A Good Mix 8: Python 101, Regular Expressions, Silverlight, IronRuby and More

The Coding Geekette is a Python and .NET developer who has spoken on IronPython at many developer conferences including PyCon. Her next adventure is teaching .NET developers Python in Cleveland:
What: "Python 101 for the .NET Developer" with Sarah Dutkiewicz, Cleveland C#/VB.NET SIG

When: Tuesday, June 23, 6:30-8:30pm

Where: Beacon Place Conference Center, Beacon Place Office Building, 6055 Rockside Woods Blvd, Lower Level, Independence, OH 44131
This blog entry (non-English) shows two interactive sessions using the System.Text.RegularExpressions.Regex class; performing the same task from both IronPython (2.6 beta) and IronRuby (0.4). The interactive interpreter is a great environment for experimenting, and the sessions ably demonstrate this.

Of course you could also achieve the same thing with the Python re module.

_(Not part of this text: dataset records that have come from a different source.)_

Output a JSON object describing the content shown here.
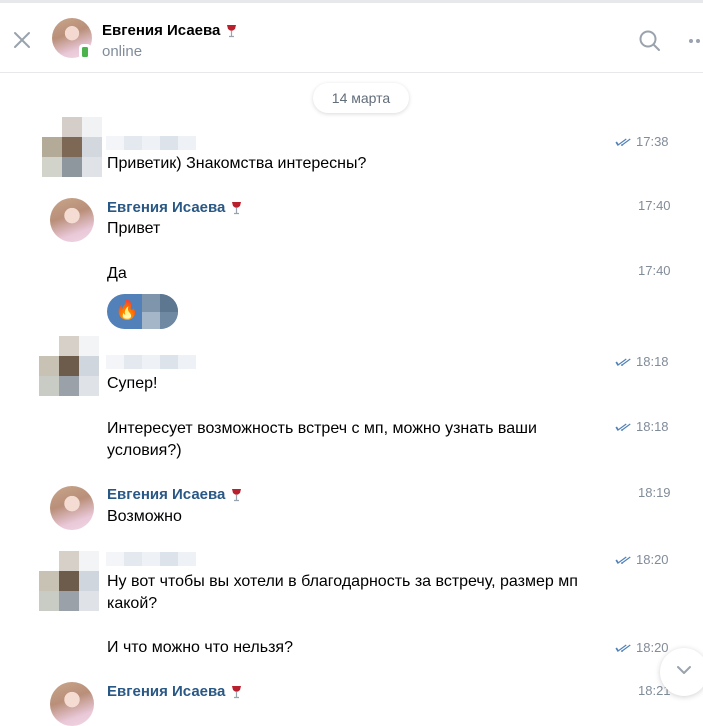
{
  "header": {
    "name": "Евгения Исаева",
    "status": "online",
    "name_emoji": "wine-glass-icon"
  },
  "date_separator": "14 марта",
  "messages": [
    {
      "sender": "",
      "text": "Приветик) Знакомства интересны?",
      "time": "17:38",
      "read": true
    },
    {
      "sender": "Евгения Исаева",
      "text": "Привет",
      "time": "17:40"
    },
    {
      "sender": "",
      "text": "Да",
      "time": "17:40"
    },
    {
      "sender": "",
      "text": "Супер!",
      "time": "18:18",
      "read": true
    },
    {
      "sender": "",
      "text": "Интересует возможность встреч с мп, можно узнать ваши условия?)",
      "time": "18:18",
      "read": true
    },
    {
      "sender": "Евгения Исаева",
      "text": "Возможно",
      "time": "18:19"
    },
    {
      "sender": "",
      "text": "Ну вот чтобы вы хотели в благодарность за встречу, размер мп какой?",
      "time": "18:20",
      "read": true
    },
    {
      "sender": "",
      "text": "И что можно что нельзя?",
      "time": "18:20",
      "read": true
    },
    {
      "sender": "Евгения Исаева",
      "text": "",
      "time": "18:21"
    }
  ],
  "reaction": {
    "emoji": "🔥"
  },
  "colors": {
    "accent": "#2a5885",
    "read_check": "#5181b8",
    "secondary_text": "#818c99",
    "online_badge": "#4bb34b"
  }
}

This is true of many things in IronPython, file and path handling or threading being two more examples; you have the choice of whether to do things the Python way or the .NET way. Whether you use the Python standard library or .NET framework libraries depends on which you are more familiar with, whether you need the code to be portable across implementations or whether one of the alternatives more closely matches what you need to achieve.
IronPython has been designed to make it easy to embed in .NET applications. With code evaluated and executed at runtime it opens up all sorts of possibilities for user scripting of applications, storing rules as text that can be created and modified at runtime and so on. Hosting IronPython in Silverlight is slightly different from desktop .NET applications. Although the hosting API is the same there is some initial configuration that needs to be done.

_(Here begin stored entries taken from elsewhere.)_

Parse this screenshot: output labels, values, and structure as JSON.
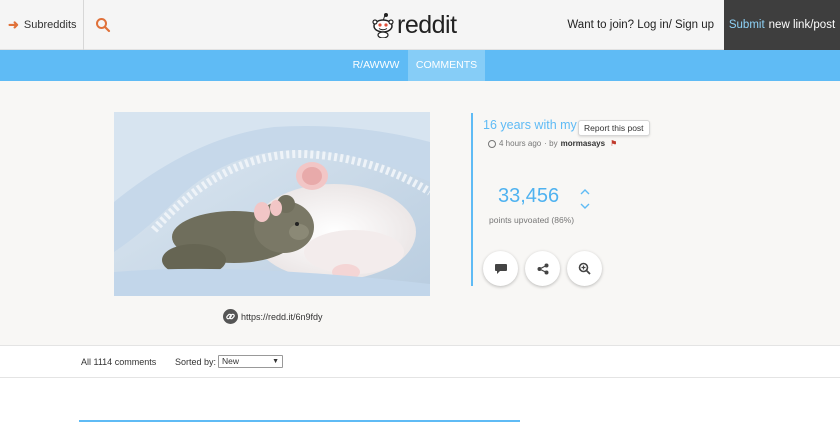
{
  "header": {
    "subreddits_label": "Subreddits",
    "logo_text": "reddit",
    "join_text": "Want to join? Log in/ Sign up",
    "submit_accent": "Submit",
    "submit_rest": "new link/post"
  },
  "nav": {
    "tabs": [
      {
        "label": "R/AWWW"
      },
      {
        "label": "COMMENTS"
      }
    ]
  },
  "post": {
    "title": "16 years with my",
    "tooltip": "Report this post",
    "time_ago": "4 hours ago",
    "by_text": "· by",
    "author": "mormasays",
    "score": "33,456",
    "score_label": "points upvoated (86%)",
    "short_link": "https://redd.it/6n9fdy"
  },
  "comments": {
    "count_label": "All 1114 comments",
    "sorted_label": "Sorted by:",
    "sort_value": "New"
  },
  "colors": {
    "accent_blue": "#5fbbf5",
    "nav_active": "#86cdf7",
    "submit_bg": "#3e3e3e",
    "arrow_orange": "#e0713a"
  }
}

I've updated my article on the topic to include the configuration needed for IronPython code to import from other Python files contained in the xap file, plus adding references to the standard .NET / Silverlight assemblies.
An O'Reilly Radar article. James Turner interviews Eric Schuman about how Microsoft tests user experiences on its websites. Notable for this quote:
JT: Microsoft has done a lot of work providing dynamic language support through projects through IronRuby and IronPython. Do those technologies find any traction internally?

ES: Oh, yeah, actually. I think it depends a lot on what group you're in. Like in the research teams, they tend to be used more than the product teams that I've been on. But there's definitely -- we're all geeks, you know? You get geeks and you get neat technologies and the geeks will try and use them. So I know that Iron Python, I know quite a few people who've experimented with it for everything from build tools to little data analysis tools.
IronRuby in Action is a book being written for Manning Publications by Ivan Porto Carrero. About half the book is complete and available through the Manning Early Access Program. Jan Van Ryswyck has posted a review of the book so far...
Moonlight 2, the Mono port of the Silverlight 2 browser plugin for Linux, is making great progress. Preview 3 is out now and can run my IronPython web-IDE example. You can now script the browser with Python on Windows, Mac OS X and Linux.